Requires-Dist: pre-commit; extra == "dev"
Requires-Dist: pytest; extra == "dev"
Requires-Dist: pytest-asyncio; extra == "dev"
Requires-Dist: pytest-cov; extra == "dev"
Requires-Dist: pytest-timeout; extra == "dev"
Requires-Dist: pytest-unordered; extra == "dev"
Requires-Dist: transformers; extra == "dev"
Requires-Dist: ufmt; extra == "dev"
Dynamic: license-file

# TorchStore

A storage solution for PyTorch tensors with distributed tensor support.

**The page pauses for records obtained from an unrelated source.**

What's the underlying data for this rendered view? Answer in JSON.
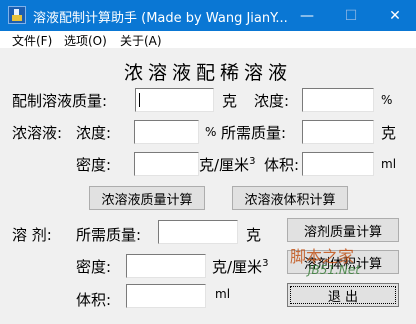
{
  "window": {
    "title": "溶液配制计算助手 (Made by Wang JianY...",
    "minimize_glyph": "—",
    "maximize_glyph": "☐",
    "close_glyph": "✕"
  },
  "menu": [
    "文件(F)",
    "选项(O)",
    "关于(A)"
  ],
  "heading": "浓溶液配稀溶液",
  "row1": {
    "label": "配制溶液质量:",
    "mass_value": "",
    "mass_unit": "克",
    "conc_label": "浓度:",
    "conc_value": "",
    "conc_unit": "%"
  },
  "concentrated": {
    "label": "浓溶液:",
    "conc_label": "浓度:",
    "conc_value": "",
    "conc_unit": "%",
    "mass_label": "所需质量:",
    "mass_value": "",
    "mass_unit": "克",
    "density_label": "密度:",
    "density_value": "",
    "density_unit": "克/厘米",
    "density_exp": "3",
    "volume_label": "体积:",
    "volume_value": "",
    "volume_unit": "ml"
  },
  "buttons": {
    "calc_mass": "浓溶液质量计算",
    "calc_volume": "浓溶液体积计算",
    "solvent_mass": "溶剂质量计算",
    "solvent_volume": "溶剂体积计算",
    "exit": "退  出"
  },
  "solvent": {
    "label": "溶 剂:",
    "mass_label": "所需质量:",
    "mass_value": "",
    "mass_unit": "克",
    "density_label": "密度:",
    "density_value": "",
    "density_unit": "克/厘米",
    "density_exp": "3",
    "volume_label": "体积:",
    "volume_value": "",
    "volume_unit": "ml"
  },
  "watermark": {
    "line1": "脚本之家",
    "line2": "JB51.Net"
  },
  "colors": {
    "titlebar": "#0a77d4",
    "client_bg": "#f0f0f0",
    "button_bg": "#e1e1e1"
  }
}
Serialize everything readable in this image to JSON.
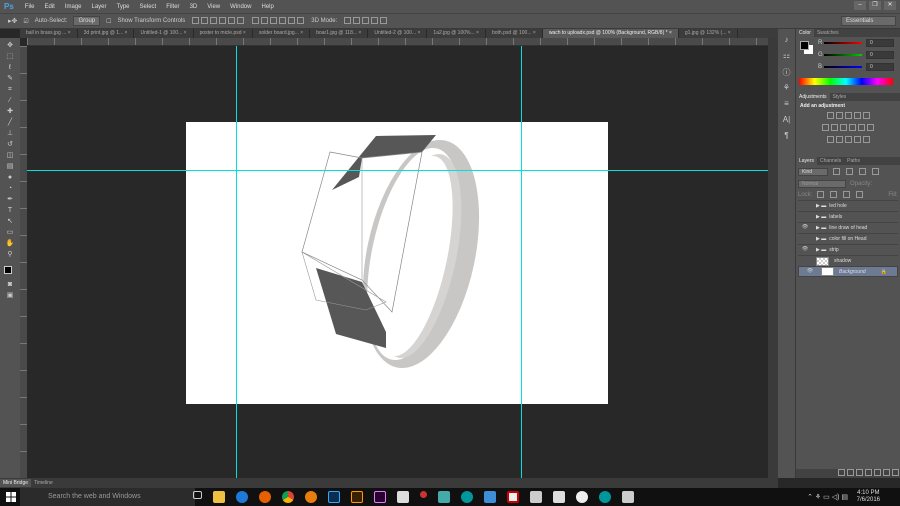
{
  "app": {
    "logo": "Ps"
  },
  "menu": [
    "File",
    "Edit",
    "Image",
    "Layer",
    "Type",
    "Select",
    "Filter",
    "3D",
    "View",
    "Window",
    "Help"
  ],
  "options": {
    "auto_select_label": "Auto-Select:",
    "auto_select_checked": true,
    "auto_select_value": "Group",
    "show_transform_label": "Show Transform Controls",
    "mode_3d_label": "3D Mode:",
    "workspace": "Essentials"
  },
  "tabs": [
    {
      "label": "ball in brass.jpg ...",
      "active": false
    },
    {
      "label": "3d print.jpg @ 1...",
      "active": false
    },
    {
      "label": "Untitled-1 @ 100...",
      "active": false
    },
    {
      "label": "poster to micle.psd",
      "active": false
    },
    {
      "label": "solder board.jpg...",
      "active": false
    },
    {
      "label": "boar1.jpg @ 118...",
      "active": false
    },
    {
      "label": "Untitled-2 @ 100...",
      "active": false
    },
    {
      "label": "1a2.jpg @ 100%...",
      "active": false
    },
    {
      "label": "both.psd @ 100...",
      "active": false
    },
    {
      "label": "wach to uploadx.psd @ 100% (Background, RGB/8) *",
      "active": true
    },
    {
      "label": "g1.jpg @ 132% (...",
      "active": false
    }
  ],
  "color_panel": {
    "tabs": [
      "Color",
      "Swatches"
    ],
    "r": "0",
    "g": "0",
    "b": "0",
    "r_label": "R",
    "g_label": "G",
    "b_label": "B",
    "foreground": "#000000",
    "background": "#ffffff"
  },
  "adjustments": {
    "tabs": [
      "Adjustments",
      "Styles"
    ],
    "title": "Add an adjustment"
  },
  "layers_panel": {
    "tabs": [
      "Layers",
      "Channels",
      "Paths"
    ],
    "filter": "Kind",
    "blend_mode": "Normal",
    "opacity_label": "Opacity:",
    "fill_label": "Fill:",
    "lock_label": "Lock:",
    "layers": [
      {
        "name": "led hole",
        "type": "group",
        "visible": false
      },
      {
        "name": "labels",
        "type": "group",
        "visible": false
      },
      {
        "name": "line draw of head",
        "type": "group",
        "visible": true
      },
      {
        "name": "color fill on Head",
        "type": "group",
        "visible": false
      },
      {
        "name": "strip",
        "type": "group",
        "visible": true
      },
      {
        "name": "shadow",
        "type": "layer",
        "visible": false
      },
      {
        "name": "Background",
        "type": "layer",
        "visible": true,
        "selected": true,
        "locked": true
      }
    ]
  },
  "bottom_tabs": [
    "Mini Bridge",
    "Timeline"
  ],
  "taskbar": {
    "search_placeholder": "Search the web and Windows",
    "time": "4:10 PM",
    "date": "7/6/2016"
  },
  "colors": {
    "guide": "#00e0e0",
    "accent": "#4fa3e0"
  }
}
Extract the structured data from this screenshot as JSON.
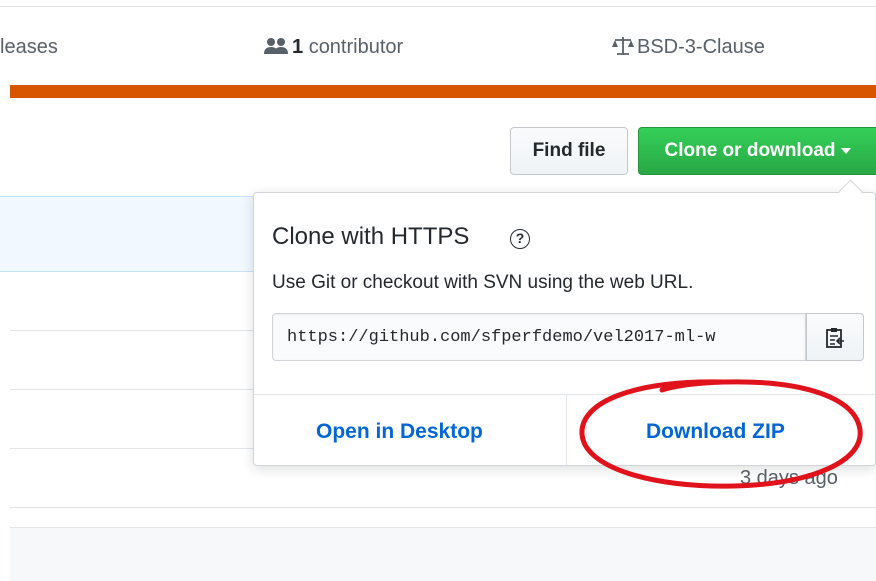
{
  "stats": {
    "releases_label": "leases",
    "contributors_count": "1",
    "contributors_label": "contributor",
    "license_label": "BSD-3-Clause"
  },
  "buttons": {
    "find_file": "Find file",
    "clone_or_download": "Clone or download"
  },
  "file_list": {
    "timestamp": "3 days ago"
  },
  "clone_dropdown": {
    "title": "Clone with HTTPS",
    "help_symbol": "?",
    "description": "Use Git or checkout with SVN using the web URL.",
    "url_value": "https://github.com/sfperfdemo/vel2017-ml-w",
    "open_in_desktop": "Open in Desktop",
    "download_zip": "Download ZIP"
  },
  "colors": {
    "orange_bar": "#d95600",
    "green_button": "#28a745",
    "link_blue": "#0366d6",
    "annotation_red": "#e0121b"
  },
  "icons": [
    "people-icon",
    "law-icon",
    "help-icon",
    "clipboard-icon",
    "caret-down-icon"
  ]
}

TorchStore provides a distributed, asynchronous tensor storage system built on top of
Monarch actors. It enables efficient storage and retrieval of PyTorch tensors across
multiple processes and nodes with support for various transport mechanisms including
RDMA when available.

Key Features:
- Distributed tensor storage with configurable storage strategies
- Asynchronous put/get operations for tensors and arbitrary objects
- Support for PyTorch state_dict serialization/deserialization
- Multiple transport backends (RDMA, regular TCP) for optimal performance
- Flexible storage volume management and sharding strategies

> ⚠️ **Early Development Warning** TorchStore is currently in an experimental
> stage. You should expect bugs, incomplete features, and APIs that may change
> in future versions. The project welcomes bugfixes, but to make sure things are
> well coordinated you should discuss any significant change before starting the
> work. It's recommended that you signal your intention to contribute in the
> issue tracker, either by filing a new issue or by claiming an existing one.

## Installation

### Env Setup
```bash
conda create -n torchstore python=3.12
pip install torch

git clone git@github.com:meta-pytorch/monarch.git
python monarch/scripts/install_nightly.py

git clone git@github.com:meta-pytorch/torchstore.git
cd torchstore
pip install -e .
```


### Development Installation

To install the package in development mode:

```bash
# Clone the repository
git clone https://github.com/your-username/torchstore.git
cd torchstore

# Install in development mode
pip install -e .

# Install development dependencies
pip install -e '.[dev]'
```

### Regular Installation

To install the package directly from the repository:

```bash
pip install git+https://github.com/your-username/torchstore.git
```

Once installed, you can import it in your Python code:

```python
import torchstore
```

Note: Setup currently assumes you have a working conda environment with both torch & monarch (this is currently a todo).

## Usage

```python
import torch
import asyncio
import torchstore as ts

async def main():

    # Create a store instance
    await ts.initialize()

    # Store a tensor
    await ts.put("my_tensor", torch.randn(3, 4))

    # Retrieve a tensor
    tensor = await ts.get("my_tensor")


if __name__ == "__main__":
    asyncio.run(main())

```

### Resharding Support with DTensor

```python
import torchstore as ts
from torch.distributed._tensor import distribute_tensor, Replicate, Shard
from torch.distributed.device_mesh import init_device_mesh

async def place_dtensor_in_store():
    device_mesh = init_device_mesh("cpu", (4,))
    tensor = torch.arange(4)
    dtensor = distribute_tensor(tensor, device_mesh, placements=[Shard(1)])

    # Store a tensor
    await ts.put("my_tensor", dtensor)


async def fetch_dtensor_from_store()
    # You can now fetch arbitrary shards of this tensor from any rank e.g.
    device_mesh = init_device_mesh("cpu", (2,2))
    tensor = torch.rand(4)
    dtensor = distribute_tensor(
        tensor,
        device_mesh,
        placements=[Replicate(), Shard(0)]
    )

    # This line copies the previously stored dtensor into local memory.
    await ts.get("my_tensor", dtensor)

def run_in_parallel(func):
    # just for demonstrative purposes
    return func

if __name__ == "__main__":
    ts.initialize()
    run_in_parallel(place_dtensor_in_store)
    run_in_parallel(fetch_dtensor_from_store)
    ts.shutdown()

# checkout out tests/test_resharding.py for more e2e examples with resharding DTensor.
```

# Testing

Pytest is used for testing. For an examples of how to run tests (and get logs), see:
`TORCHSTORE_LOG_LEVEL=DEBUG pytest -vs --log-cli-level=DEBUG tests/test_models.py::test_main`

## License

Torchstore is BSD-3 licensed, as found in the [LICENSE](LICENSE) file.